Advanced Ceph Capacity Planner
Raw Capacity (Marketing TB):0 TB
Raw Capacity (Ceph TiB):0 TiB
Usable Capacity (Net):0 TiB
Safe Capacity (80% + N-1 Reserve):0 TiB
Efficiency:0 %
Explanation of Settings
To ensure your Ceph cluster planning is successful, it is important to understand the technical parameters used in this calculator:
- Unit Basis (TB vs. TiB): Hard drive manufacturers use decimal Terabytes (Base 1000). However, Ceph and operating systems calculate in binary Tebibytes (Base 1024). A “12 TB” drive provides only about 10.9 TiB of raw capacity in Ceph.

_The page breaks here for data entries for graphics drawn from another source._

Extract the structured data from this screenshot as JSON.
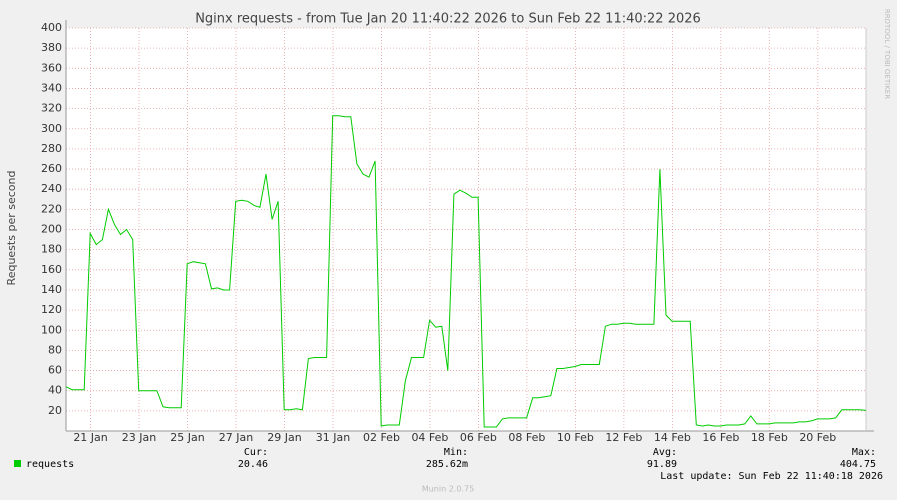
{
  "chart_data": {
    "type": "line",
    "title": "Nginx requests - from Tue Jan 20 11:40:22 2026 to Sun Feb 22 11:40:22 2026",
    "y_label": "Requests per second",
    "side_label": "RRDTOOL / TOBI OETIKER",
    "series": [
      {
        "name": "requests",
        "color": "#00cc00",
        "values": [
          44,
          41,
          41,
          41,
          196,
          185,
          190,
          220,
          205,
          195,
          200,
          190,
          40,
          40,
          40,
          40,
          24,
          23,
          23,
          23,
          166,
          168,
          167,
          166,
          141,
          142,
          140,
          140,
          228,
          229,
          228,
          224,
          222,
          255,
          210,
          228,
          21,
          21,
          22,
          21,
          72,
          73,
          73,
          73,
          313,
          313,
          312,
          312,
          265,
          255,
          252,
          268,
          5,
          6,
          6,
          6,
          50,
          73,
          73,
          73,
          110,
          103,
          104,
          60,
          235,
          239,
          236,
          232,
          232,
          4,
          4,
          4,
          12,
          13,
          13,
          13,
          13,
          33,
          33,
          34,
          35,
          62,
          62,
          63,
          64,
          66,
          66,
          66,
          66,
          104,
          106,
          106,
          107,
          107,
          106,
          106,
          106,
          106,
          260,
          115,
          109,
          109,
          109,
          109,
          6,
          5,
          6,
          5,
          5,
          6,
          6,
          6,
          7,
          15,
          7,
          7,
          7,
          8,
          8,
          8,
          8,
          9,
          9,
          10,
          12,
          12,
          12,
          13,
          21,
          21,
          21,
          21,
          20.46
        ]
      }
    ],
    "xlim": [
      0,
      132
    ],
    "xticks": [
      {
        "value": 4.05,
        "label": "21 Jan"
      },
      {
        "value": 12.05,
        "label": "23 Jan"
      },
      {
        "value": 20.05,
        "label": "25 Jan"
      },
      {
        "value": 28.05,
        "label": "27 Jan"
      },
      {
        "value": 36.05,
        "label": "29 Jan"
      },
      {
        "value": 44.05,
        "label": "31 Jan"
      },
      {
        "value": 52.05,
        "label": "02 Feb"
      },
      {
        "value": 60.05,
        "label": "04 Feb"
      },
      {
        "value": 68.05,
        "label": "06 Feb"
      },
      {
        "value": 76.05,
        "label": "08 Feb"
      },
      {
        "value": 84.05,
        "label": "10 Feb"
      },
      {
        "value": 92.05,
        "label": "12 Feb"
      },
      {
        "value": 100.05,
        "label": "14 Feb"
      },
      {
        "value": 108.05,
        "label": "16 Feb"
      },
      {
        "value": 116.05,
        "label": "18 Feb"
      },
      {
        "value": 124.05,
        "label": "20 Feb"
      }
    ],
    "ylim": [
      0,
      400
    ],
    "yticks": [
      20,
      40,
      60,
      80,
      100,
      120,
      140,
      160,
      180,
      200,
      220,
      240,
      260,
      280,
      300,
      320,
      340,
      360,
      380,
      400
    ],
    "grid": true,
    "stats": [
      {
        "label": "Cur:",
        "value": "20.46"
      },
      {
        "label": "Min:",
        "value": "285.62m"
      },
      {
        "label": "Avg:",
        "value": "91.89"
      },
      {
        "label": "Max:",
        "value": "404.75"
      }
    ],
    "last_update": "Last update: Sun Feb 22 11:40:18 2026",
    "footer": "Munin 2.0.75"
  }
}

- Redundancy Mode: * Replication: Creates full copies of your data (Standard: 3x). Highly performant and simple, but expensive (33% efficiency).

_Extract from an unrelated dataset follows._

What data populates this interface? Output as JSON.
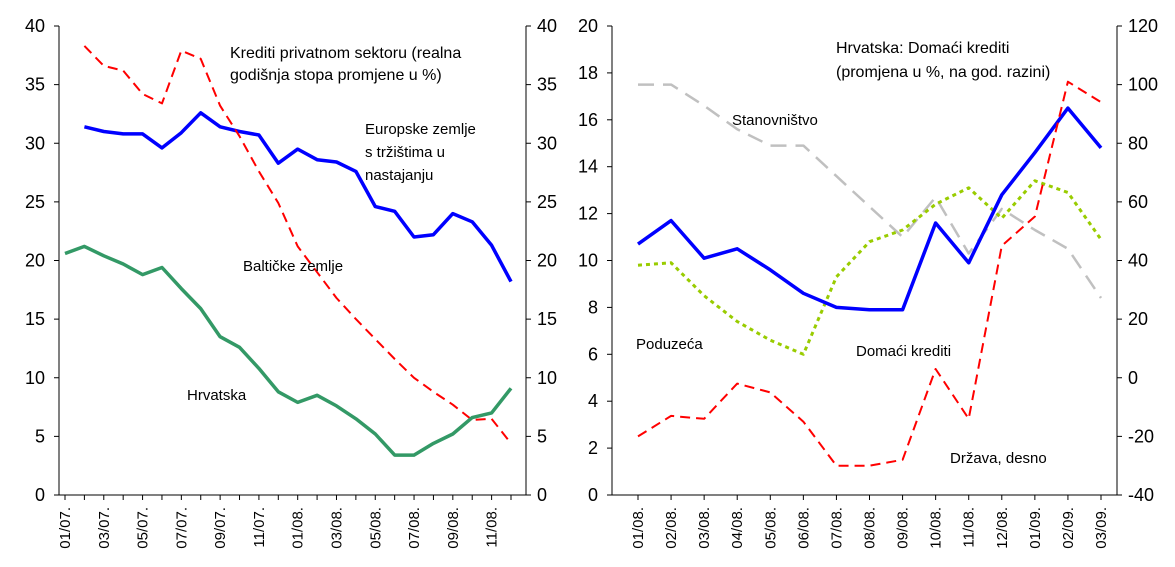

- Erasure Coding (EC): Breaks data into chunks ($k$) and adds parity chunks ($m$). Much higher efficiency (often > 60%), but requires more CPU resources.
- N-1 Reserve: In a healthy cluster, there must always be enough free space to allow the data from the largest node to be redistributed to the remaining servers in the event of a failure (Self-Healing).
- Safe Fill Ratio (80%): Ceph should never be filled to 100%. At 85% (“Nearfull”), performance drops drastically. At 95% (“Full”), Ceph stops all write operations to prevent data corruption.
What is Ceph?
Ceph is an open-source software-defined storage solution designed to run on standard hardware (commodity servers). Instead of buying a single, expensive storage filer, Ceph connects many individual servers (nodes) into one massive storage pool.
The core advantages of Ceph are:
- No Single Point of Failure: If a server or a disk fails, the data remains available.
- Unlimited Scalability: You can add new nodes at any time while the system is running.
- Self-Healing: The system detects errors automatically and restores the desired redundancy without manual intervention.
Best Practices for Maximum Efficiency
Planning a cluster is always a balance between cost (efficiency), security, and performance.
How many nodes are required?
- Replication (3x): You need at least 3 nodes. With only 2 nodes, a single failure would leave you with no copy to “heal” the cluster back to health.
- Erasure Coding: The rule of thumb is $k + m + 1$ nodes. For an EC 4+2 profile (4 data chunks, 2 parity chunks), you should plan for at least 7 nodes. This way, one entire server can fail, and Ceph still has enough “targets” to redistribute the data in a $4+2$ scheme.
Efficiency Comparison
| Strategy | Min. Nodes (Recommended) | Efficiency (Net/Raw) | Security |
| Replica 3x | 3 | 33.3% | High (Fast recovery) |
| EC 2+1 | 4 | 66.7% | Medium (1 failure tolerated) |
| EC 4+2 | 7 | 66.7% | Very High (2 failures tolerated) |
| EC 8+3 | 12 | 72.7% | Extremely High |
Tips for Building Your Cluster
- Uniform OSD Sizes: Whenever possible, use hard drives of the same size. Ceph fills OSDs based on percentage. If you mix sizes (e.g., 4 TB and 12 TB), the small drives will fill up much faster, which can block the entire cluster.
- Network Bandwidth: 10 GbE networking is the absolute minimum for Ceph. In the event of a disk failure, Ceph must copy terabytes of data across the network. A 1 GbE network would become an immediate bottleneck and cripple your application performance.
- OSD Distribution: Aim for about 10 to 15 OSDs (disks) per node. Having too many disks in a single server increases risk: if that one server fails, the network must compensate for a massive amount of data all at once.